包子似乎還是那些包子,但兩個人第一次吃飯那家包子鋪早已不知所終。把「物是人非」這個成語拆開,如果物都不是原來的物了,人就當然更不是原來的人了。馬德勝已經不是當年的隊長,王響也不是那個蒸汽機車正司機。然而,有些事梗在王響和馬德勝的人生之間,就像一道他們邁不過去的坎——這道坎一直沒變。

王響夾了個包子塞進嘴裡:「吃啊,動筷。」

兩人時隔多年再次組「包子局」,這次倒是王響先開的口。

馬德勝問:「這麼多年了,你沒想著換個地方住?」王響平靜地說:「能搬到哪兒去?我搬走了,他們孃兒倆要想回來看看咋辦?」馬德勝也沒有要教育人的意思:「人哪,有時候該往前看,往前看。」「往前看」這三個字,他特意重複了一次。

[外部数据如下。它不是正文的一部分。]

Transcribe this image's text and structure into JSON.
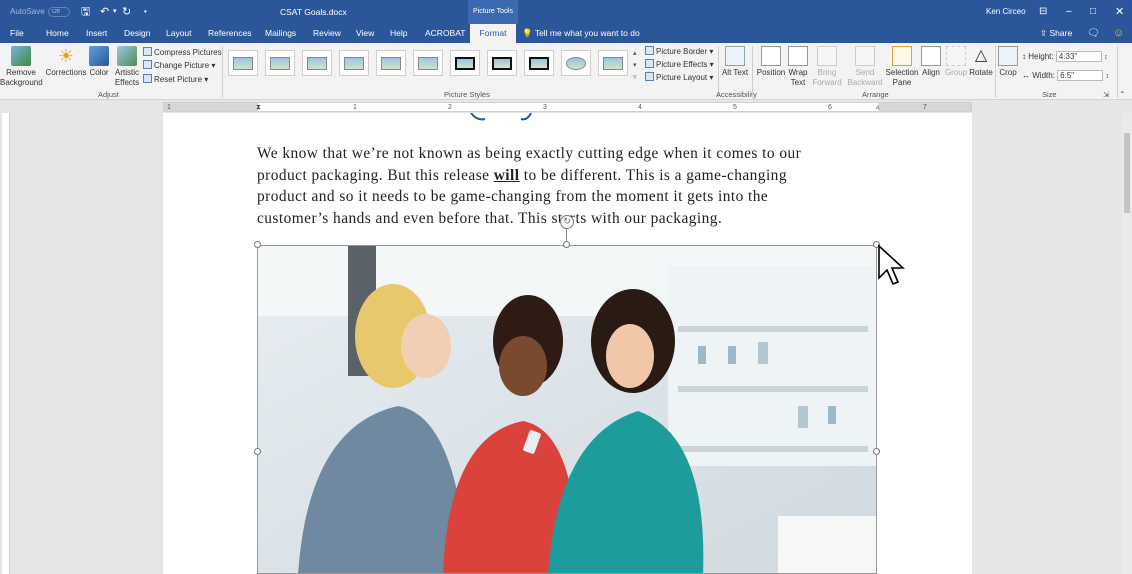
{
  "titlebar": {
    "autosave_label": "AutoSave",
    "autosave_state": "Off",
    "document_title": "CSAT Goals.docx",
    "context_group": "Picture Tools",
    "user_name": "Ken Circeo",
    "share_label": "Share"
  },
  "tabs": [
    "File",
    "Home",
    "Insert",
    "Design",
    "Layout",
    "References",
    "Mailings",
    "Review",
    "View",
    "Help",
    "ACROBAT",
    "Format"
  ],
  "active_tab": "Format",
  "tell_me": "Tell me what you want to do",
  "ribbon": {
    "adjust": {
      "remove_background": "Remove Background",
      "corrections": "Corrections",
      "color": "Color",
      "artistic_effects": "Artistic Effects",
      "compress": "Compress Pictures",
      "change": "Change Picture",
      "reset": "Reset Picture",
      "group_label": "Adjust"
    },
    "styles": {
      "border": "Picture Border",
      "effects": "Picture Effects",
      "layout": "Picture Layout",
      "group_label": "Picture Styles"
    },
    "accessibility": {
      "alt_text": "Alt Text",
      "group_label": "Accessibility"
    },
    "arrange": {
      "position": "Position",
      "wrap": "Wrap Text",
      "bring_forward": "Bring Forward",
      "send_backward": "Send Backward",
      "selection_pane": "Selection Pane",
      "align": "Align",
      "group": "Group",
      "rotate": "Rotate",
      "group_label": "Arrange"
    },
    "size": {
      "crop": "Crop",
      "height_label": "Height:",
      "height_value": "4.33\"",
      "width_label": "Width:",
      "width_value": "6.5\"",
      "group_label": "Size"
    }
  },
  "ruler_numbers": [
    "1",
    "1",
    "2",
    "3",
    "4",
    "5",
    "6",
    "7"
  ],
  "document": {
    "line1": "We know that we’re not known as being exactly cutting edge when it comes to our",
    "line2a": "product packaging. But this release ",
    "line2b": "will",
    "line2c": " to be different. This is a game-changing",
    "line3": "product and so it needs to be game-changing from the moment it gets into the",
    "line4": "customer’s hands and even before that. This starts with our packaging."
  },
  "colors": {
    "accent": "#2b579a",
    "ribbon": "#f3f3f3"
  }
}
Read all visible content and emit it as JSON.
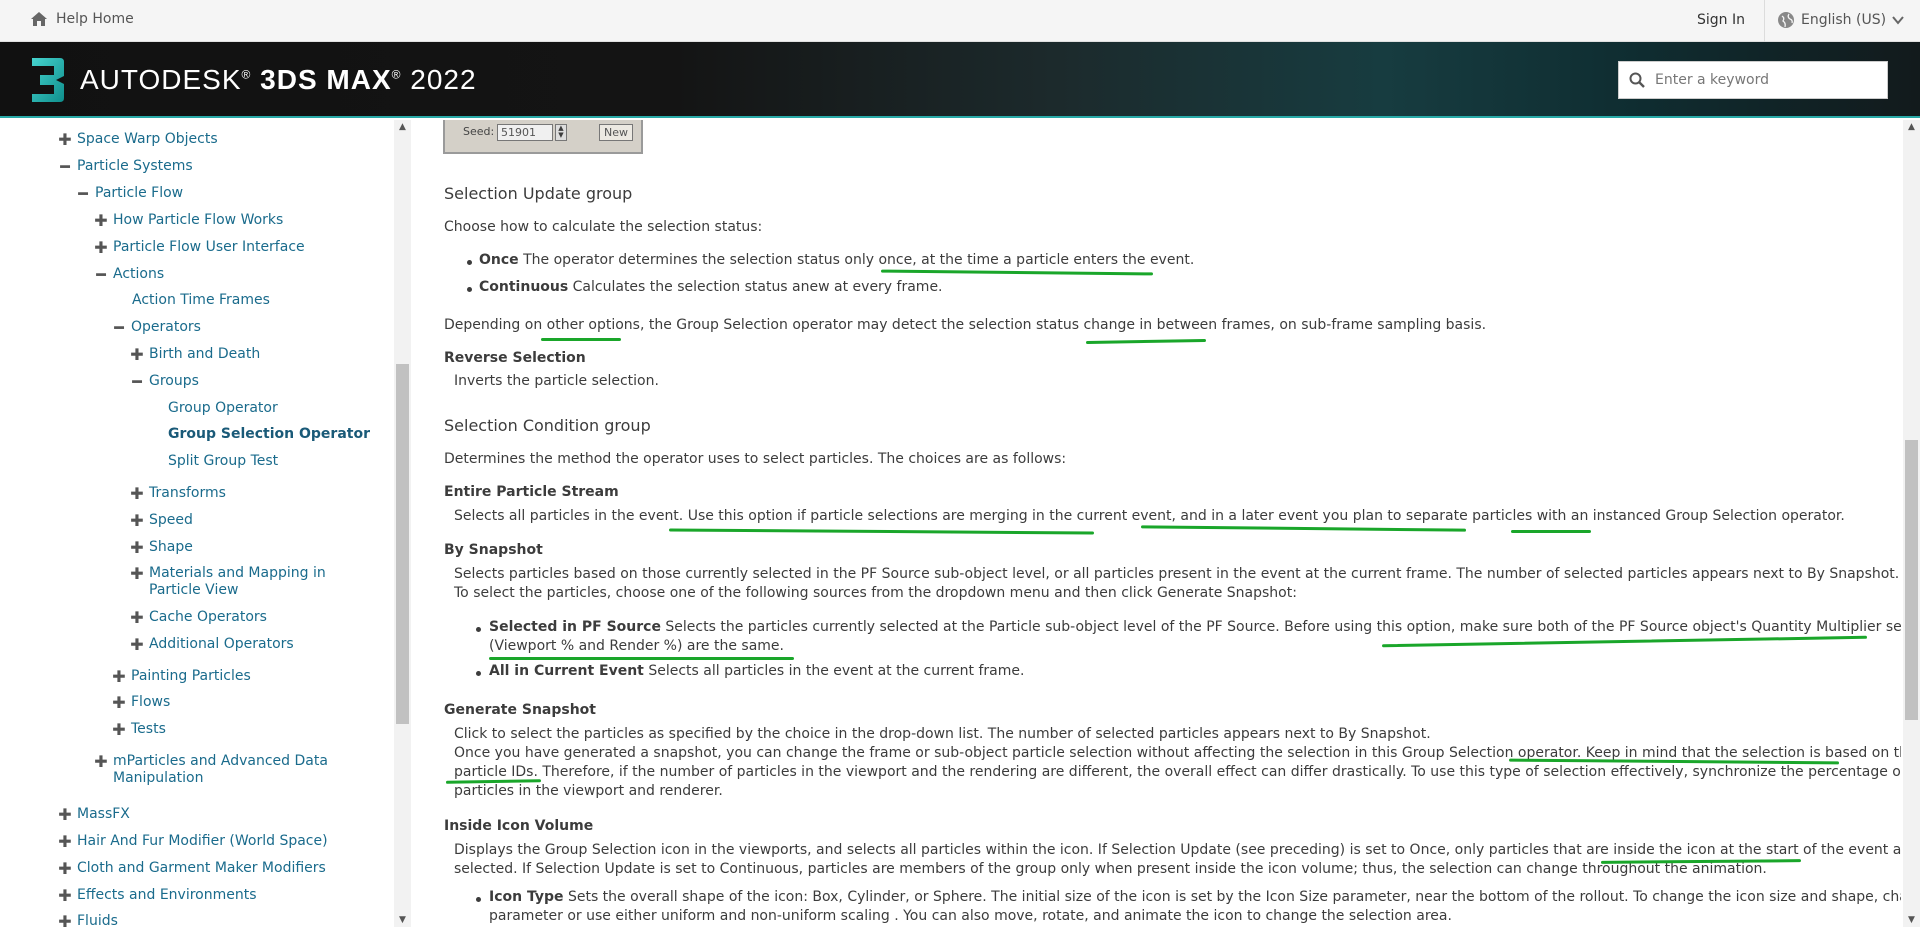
{
  "topbar": {
    "help_home": "Help Home",
    "sign_in": "Sign In",
    "language": "English (US)"
  },
  "brand": {
    "product_name": "AUTODESK® 3DS MAX® 2022",
    "product_prefix": "AUTODESK",
    "product_bold": "3DS MAX",
    "product_year": "2022"
  },
  "search": {
    "placeholder": "Enter a keyword"
  },
  "nav": {
    "space_warp": "Space Warp Objects",
    "particle_systems": "Particle Systems",
    "particle_flow": "Particle Flow",
    "how_pf_works": "How Particle Flow Works",
    "pf_ui": "Particle Flow User Interface",
    "actions": "Actions",
    "action_time_frames": "Action Time Frames",
    "operators": "Operators",
    "birth_death": "Birth and Death",
    "groups": "Groups",
    "group_operator": "Group Operator",
    "group_selection_operator": "Group Selection Operator",
    "split_group_test": "Split Group Test",
    "transforms": "Transforms",
    "speed": "Speed",
    "shape": "Shape",
    "materials_mapping_1": "Materials and Mapping in",
    "materials_mapping_2": "Particle View",
    "cache_operators": "Cache Operators",
    "additional_operators": "Additional Operators",
    "painting_particles": "Painting Particles",
    "flows": "Flows",
    "tests": "Tests",
    "mparticles_1": "mParticles and Advanced Data",
    "mparticles_2": "Manipulation",
    "massfx": "MassFX",
    "hair_fur": "Hair And Fur Modifier (World Space)",
    "cloth": "Cloth and Garment Maker Modifiers",
    "effects": "Effects and Environments",
    "fluids": "Fluids"
  },
  "seed": {
    "label": "Seed:",
    "value": "51901",
    "new_label": "New"
  },
  "content": {
    "selection_update_heading": "Selection Update group",
    "selection_update_intro": "Choose how to calculate the selection status:",
    "once_term": "Once",
    "once_text": "The operator determines the selection status only once, at the time a particle enters the event.",
    "continuous_term": "Continuous",
    "continuous_text": "Calculates the selection status anew at every frame.",
    "depending_text": "Depending on other options, the Group Selection operator may detect the selection status change in between frames, on sub-frame sampling basis.",
    "reverse_selection_term": "Reverse Selection",
    "reverse_selection_text": "Inverts the particle selection.",
    "selection_condition_heading": "Selection Condition group",
    "selection_condition_intro": "Determines the method the operator uses to select particles. The choices are as follows:",
    "entire_stream_term": "Entire Particle Stream",
    "entire_stream_text": "Selects all particles in the event. Use this option if particle selections are merging in the current event, and in a later event you plan to separate particles with an instanced Group Selection operator.",
    "by_snapshot_term": "By Snapshot",
    "by_snapshot_text_1": "Selects particles based on those currently selected in the PF Source sub-object level, or all particles present in the event at the current frame. The number of selected particles appears next to By Snapshot.",
    "by_snapshot_text_2": "To select the particles, choose one of the following sources from the dropdown menu and then click Generate Snapshot:",
    "selected_pf_term": "Selected in PF Source",
    "selected_pf_text_1": "Selects the particles currently selected at the Particle sub-object level of the PF Source. Before using this option, make sure both of the PF Source object's Quantity Multiplier settings",
    "selected_pf_text_2": "(Viewport % and Render %) are the same.",
    "all_current_term": "All in Current Event",
    "all_current_text": "Selects all particles in the event at the current frame.",
    "generate_snapshot_term": "Generate Snapshot",
    "generate_snapshot_text_1": "Click to select the particles as specified by the choice in the drop-down list. The number of selected particles appears next to By Snapshot.",
    "generate_snapshot_text_2": "Once you have generated a snapshot, you can change the frame or sub-object particle selection without affecting the selection in this Group Selection operator. Keep in mind that the selection is based on the",
    "generate_snapshot_text_3": "particle IDs. Therefore, if the number of particles in the viewport and the rendering are different, the overall effect can differ drastically. To use this type of selection effectively, synchronize the percentage of",
    "generate_snapshot_text_4": "particles in the viewport and renderer.",
    "inside_icon_term": "Inside Icon Volume",
    "inside_icon_text_1": "Displays the Group Selection icon in the viewports, and selects all particles within the icon. If Selection Update (see preceding) is set to Once, only particles that are inside the icon at the start of the event are",
    "inside_icon_text_2": "selected. If Selection Update is set to Continuous, particles are members of the group only when present inside the icon volume; thus, the selection can change throughout the animation.",
    "icon_type_term": "Icon Type",
    "icon_type_text_1": "Sets the overall shape of the icon: Box, Cylinder, or Sphere. The initial size of the icon is set by the Icon Size parameter, near the bottom of the rollout. To change the icon size and shape, change this",
    "icon_type_text_2": "parameter or use either uniform and non-uniform scaling . You can also move, rotate, and animate the icon to change the selection area."
  },
  "colors": {
    "link": "#1a6b8c",
    "annotation": "#1aa62a",
    "banner_accent": "#28a9a7"
  },
  "icons": [
    "home-icon",
    "globe-icon",
    "chevron-down-icon",
    "search-icon",
    "expand-icon",
    "collapse-icon"
  ]
}
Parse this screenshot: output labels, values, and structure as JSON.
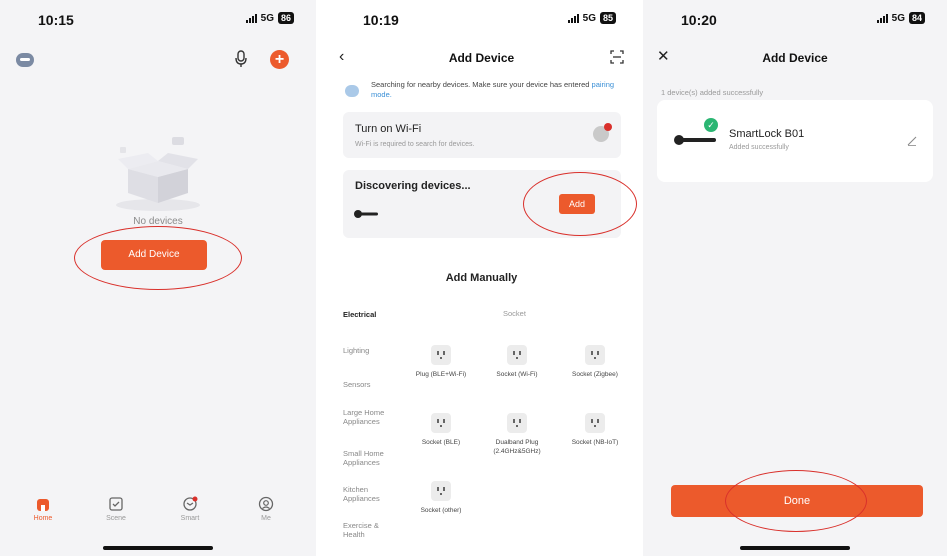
{
  "panels": [
    {
      "status": {
        "time": "10:15",
        "network": "5G",
        "battery": "86"
      },
      "empty_label": "No devices",
      "add_button": "Add Device",
      "tabs": [
        {
          "label": "Home",
          "icon": "home-icon"
        },
        {
          "label": "Scene",
          "icon": "scene-icon"
        },
        {
          "label": "Smart",
          "icon": "smart-icon"
        },
        {
          "label": "Me",
          "icon": "profile-icon"
        }
      ]
    },
    {
      "status": {
        "time": "10:19",
        "network": "5G",
        "battery": "85"
      },
      "title": "Add Device",
      "searching_text": "Searching for nearby devices. Make sure your device has entered",
      "pairing_link": "pairing mode.",
      "wifi_title": "Turn on Wi-Fi",
      "wifi_sub": "Wi-Fi is required to search for devices.",
      "discovering_title": "Discovering devices...",
      "add_label": "Add",
      "manual_title": "Add Manually",
      "categories": [
        "Electrical",
        "Lighting",
        "Sensors",
        "Large Home Appliances",
        "Small Home Appliances",
        "Kitchen Appliances",
        "Exercise & Health"
      ],
      "socket_header": "Socket",
      "products": [
        "Plug (BLE+Wi-Fi)",
        "Socket (Wi-Fi)",
        "Socket (Zigbee)",
        "Socket (BLE)",
        "Dualband Plug (2.4GHz&5GHz)",
        "Socket (NB-IoT)",
        "Socket (other)"
      ]
    },
    {
      "status": {
        "time": "10:20",
        "network": "5G",
        "battery": "84"
      },
      "title": "Add Device",
      "added_text": "1 device(s) added successfully",
      "device_name": "SmartLock B01",
      "device_status": "Added successfully",
      "done_label": "Done"
    }
  ],
  "colors": {
    "accent": "#ec5a2c",
    "annotation": "#d9302b",
    "success": "#2bb673",
    "link": "#3a8fd6"
  }
}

王響的聲音拔高了些:「馬隊,你往前看了嗎?」馬德勝報以苦笑。

王響又吃了個包子:「你把我從公安局弄出來,我謝謝你——」馬德勝擺了擺舉著筷子的手:「不是我能耐,主要是你這事也沒多大。」王響突然問:「去我家瞅了一眼,踏實了?」

馬德勝感覺自己被王響看透了。被看透了也沒什麼不好,他就是擔心王響想不開。現在這話被王響直說了,他也樂得輕鬆。

王響說:「放心吧,我記著你的話呢。」

馬德勝一笑,不禁回憶起王陽出事的那個秋天裡的一天。

那天,在王響家,馬德勝在次臥室外面咣咣撞著門,王響在裡面,對這動靜置若罔聞,眼神呆呆地瞅著窗外的那截下水管道——當初王陽曾順著管道爬下去過。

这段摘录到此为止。